Gets a lavaan_rerun()
or lavaan::lavaan()
output
and computes the Mahalanobis distance for each case using only the
observed predictors.
Usage
mahalanobis_predictors(
fit,
emNorm_arg = list(estimate.worst = FALSE, criterion = 1e-06)
)
Arguments
- fit
It can be the output from
lavaan
, such aslavaan::cfa()
andlavaan::sem()
, or the output fromlavaan_rerun()
.- emNorm_arg
No longer used. Kept for backward compatibility.
Value
A md_semfindr
-class object, which is
a one-column matrix (a column vector) of the Mahalanobis
distance for each case. The number of rows equals to the number of
cases in the data stored in the fit object.
A print method is available for user-friendly output.
Details
For each case, mahalanobis_predictors()
computes the
Mahalanobis distance of each case on the observed predictors.
If there are no missing values, stats::mahalanobis()
will be used
to compute the Mahalanobis distance.
If there are missing values on the observed predictors, the means
and variance-covariance matrices will be estimated by maximum
likelihood using lavaan::lavCor()
. The estimates will be passed
to modi::MDmiss()
to compute the Mahalanobis distance.
Supports both single-group and multiple-group models. For multiple-group models, the Mahalanobis distance for each case is computed using the means and covariance matrix of the group this case belongs to. (Support for multiple-group models available in 0.1.4.8 and later version).
References
Béguin, C., & Hulliger, B. (2004).
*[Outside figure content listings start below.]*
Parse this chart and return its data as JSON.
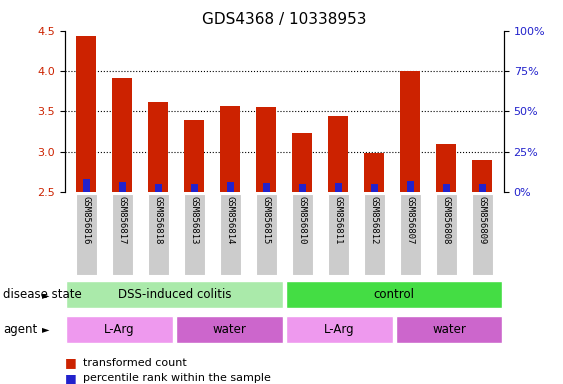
{
  "title": "GDS4368 / 10338953",
  "samples": [
    "GSM856816",
    "GSM856817",
    "GSM856818",
    "GSM856813",
    "GSM856814",
    "GSM856815",
    "GSM856810",
    "GSM856811",
    "GSM856812",
    "GSM856807",
    "GSM856808",
    "GSM856809"
  ],
  "transformed_counts": [
    4.43,
    3.91,
    3.62,
    3.39,
    3.57,
    3.55,
    3.23,
    3.44,
    2.98,
    4.0,
    3.1,
    2.9
  ],
  "percentile_ranks_pct": [
    8.0,
    6.0,
    5.0,
    5.0,
    6.0,
    5.5,
    5.0,
    5.5,
    5.0,
    7.0,
    5.0,
    5.0
  ],
  "bar_bottom": 2.5,
  "ylim_left": [
    2.5,
    4.5
  ],
  "ylim_right": [
    0,
    100
  ],
  "yticks_left": [
    2.5,
    3.0,
    3.5,
    4.0,
    4.5
  ],
  "yticks_right": [
    0,
    25,
    50,
    75,
    100
  ],
  "red_color": "#cc2200",
  "blue_color": "#2222cc",
  "disease_state_groups": [
    {
      "label": "DSS-induced colitis",
      "start": 0,
      "end": 6,
      "color": "#aaeaaa"
    },
    {
      "label": "control",
      "start": 6,
      "end": 12,
      "color": "#44dd44"
    }
  ],
  "agent_groups": [
    {
      "label": "L-Arg",
      "start": 0,
      "end": 3,
      "color": "#ee99ee"
    },
    {
      "label": "water",
      "start": 3,
      "end": 6,
      "color": "#cc66cc"
    },
    {
      "label": "L-Arg",
      "start": 6,
      "end": 9,
      "color": "#ee99ee"
    },
    {
      "label": "water",
      "start": 9,
      "end": 12,
      "color": "#cc66cc"
    }
  ],
  "disease_state_label": "disease state",
  "agent_label": "agent",
  "legend_items": [
    "transformed count",
    "percentile rank within the sample"
  ],
  "title_fontsize": 11,
  "bar_width": 0.55,
  "xtick_fontsize": 6.5,
  "ytick_fontsize": 8,
  "label_fontsize": 8.5,
  "legend_fontsize": 8,
  "gridline_ticks": [
    3.0,
    3.5,
    4.0
  ]
}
Multivariate outlier detection in incomplete survey data: The epidemic algorithm and transformed rank correlations. Journal of the Royal Statistical Society: Series A (Statistics in Society), 167(2), 275-294.
Mahalanobis, P. C. (1936). On the generalized distance in statistics. Proceedings of the National Institute of Science of India, 2, 49-55.
Schafer, J.L. (1997) Analysis of incomplete multivariate data. Chapman & Hall/CRC Press.
Author
Shu Fai Cheung https://orcid.org/0000-0002-9871-9448.
Examples
library(lavaan)
dat <- pa_dat
# For illustration, select only the first 50 cases.
dat <- dat[1:50, ]
# The model
mod <-
"
m1 ~ a1 * iv1 + a2 * iv2
dv ~ b * m1
a1b := a1 * b
a2b := a2 * b
"
# Fit the model
fit <- lavaan::sem(mod, dat)
summary(fit)
#> lavaan 0.6.17 ended normally after 1 iteration
#>
#> Estimator ML
#> Optimization method NLMINB
#> Number of model parameters 5
#>
#> Number of observations 50
#>
#> Model Test User Model:
#>
#> Test statistic 1.768
#> Degrees of freedom 2
#> P-value (Chi-square) 0.413
#>
#> Parameter Estimates:
#>
#> Standard errors Standard
#> Information Expected
#> Information saturated (h1) model Structured
#>
#> Regressions:
#> Estimate Std.Err z-value P(>|z|)
#> m1 ~
#> iv1 (a1) -0.159 0.166 -0.954 0.340
#> iv2 (a2) 0.525 0.162 3.241 0.001
#> dv ~
#> m1 (b) 0.350 0.161 2.169 0.030
#>
#> Variances:
#> Estimate Std.Err z-value P(>|z|)
#> .m1 0.901 0.180 5.000 0.000
#> .dv 1.423 0.285 5.000 0.000
#>
#> Defined Parameters:
#> Estimate Std.Err z-value P(>|z|)
#> a1b -0.056 0.064 -0.873 0.382
#> a2b 0.184 0.102 1.803 0.071
#>
md_predictors <- mahalanobis_predictors(fit)
md_predictors
#>
#> -- Mahalanobis Distance --
#>
#> md
#> 13 7.179
#> 45 6.707
#> 50 6.297
#> 33 5.479
#> 43 5.115
#> 25 4.909
#> 27 4.685
#> 20 4.378
#> 32 4.157
#> 34 3.432
#>
#> Note:
#> - Only the first 10 case(s) is/are displayed. Set ‘first’ to NULL to display all cases.
#> - Cases sorted by Mahalanobis distance in decreasing order.
#> - Mahalanobis distance computed only on predictors.